Sunday, January 22, 2012

Prompts for Thursday, January 26th

Prompt 1:  Clearly quoting or citing a location in Marcuse's text (just citing the chapter number, or prologue, is fine for Marcuse, since we all have access to the electronic text), identify an idea or concept, used by Marcuse, which you believe can and should be used to better understand some aspect of Do Androids Dream of Electric Sheep.  Then, do exactly that:  show how and why that concept from Marcuse can be used to understand the novel.  Be sure to show and understanding of, and cite material from, both texts.

Prompt 2 (Research):  Using academic sources only, probably from Pitt's library (that is, an actual book, or an article from a peer-reviewed journal), present research relating to Marcuse that you think would help the class, and that is at least moving towar and argument.  To put it another way:  it's fine to spend most of your space simply presenting one or several interesting sources, but you need to also, at the very least, show us the beginning of an argument, or to pose a question or series of questions which would lead to an argument.  A 75%/25% division between research and argument would be fine, although I'd be skeptical of a 90%/10% division.

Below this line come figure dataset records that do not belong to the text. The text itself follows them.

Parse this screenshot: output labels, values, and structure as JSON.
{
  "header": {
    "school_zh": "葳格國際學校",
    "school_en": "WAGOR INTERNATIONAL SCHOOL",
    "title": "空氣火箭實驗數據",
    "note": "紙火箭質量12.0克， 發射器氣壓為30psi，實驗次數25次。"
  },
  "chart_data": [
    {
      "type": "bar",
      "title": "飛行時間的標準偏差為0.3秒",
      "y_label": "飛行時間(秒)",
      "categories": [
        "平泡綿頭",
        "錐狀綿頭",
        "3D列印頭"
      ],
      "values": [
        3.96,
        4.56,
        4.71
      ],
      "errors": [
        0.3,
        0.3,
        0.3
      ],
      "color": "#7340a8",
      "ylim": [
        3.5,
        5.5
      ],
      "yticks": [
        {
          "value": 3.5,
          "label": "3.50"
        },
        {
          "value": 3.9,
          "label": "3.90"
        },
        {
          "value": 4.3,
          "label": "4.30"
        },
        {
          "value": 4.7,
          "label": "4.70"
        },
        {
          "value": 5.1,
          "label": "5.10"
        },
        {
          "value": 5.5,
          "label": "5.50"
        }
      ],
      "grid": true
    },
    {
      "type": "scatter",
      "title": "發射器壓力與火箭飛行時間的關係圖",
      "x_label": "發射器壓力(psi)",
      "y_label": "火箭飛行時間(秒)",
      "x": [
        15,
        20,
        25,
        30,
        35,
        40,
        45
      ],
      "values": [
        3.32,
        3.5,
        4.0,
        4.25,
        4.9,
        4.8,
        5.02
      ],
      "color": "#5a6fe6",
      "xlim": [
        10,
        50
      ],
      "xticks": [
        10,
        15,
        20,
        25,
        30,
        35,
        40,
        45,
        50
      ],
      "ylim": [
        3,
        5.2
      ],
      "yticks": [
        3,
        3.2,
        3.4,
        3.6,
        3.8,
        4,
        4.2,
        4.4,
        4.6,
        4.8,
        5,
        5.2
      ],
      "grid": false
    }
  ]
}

Your sources should be obviously serious and substantive - at least 20 pages of academic writing, and probably more.  If you're using a book, you shouldn't necessarily read the whole thing, but read at least the introduction, and whatever material deals with a topic of interest to you.

Example topics:  how was Marcuse's work received and used when it was published?  How did Marcuse use, and react against, Heidegger?  How can/should we understand Marcuse using either the history of philosophy, or the history of technology?  What was the role of Marcuse's thought in American politics of the 1960s?  Etc.

Recommended book:  The Catastrophe and Redemption of History, which relates Heidegger and Marcuse, and is even available as kindle book, if you're too lazy to go to the library.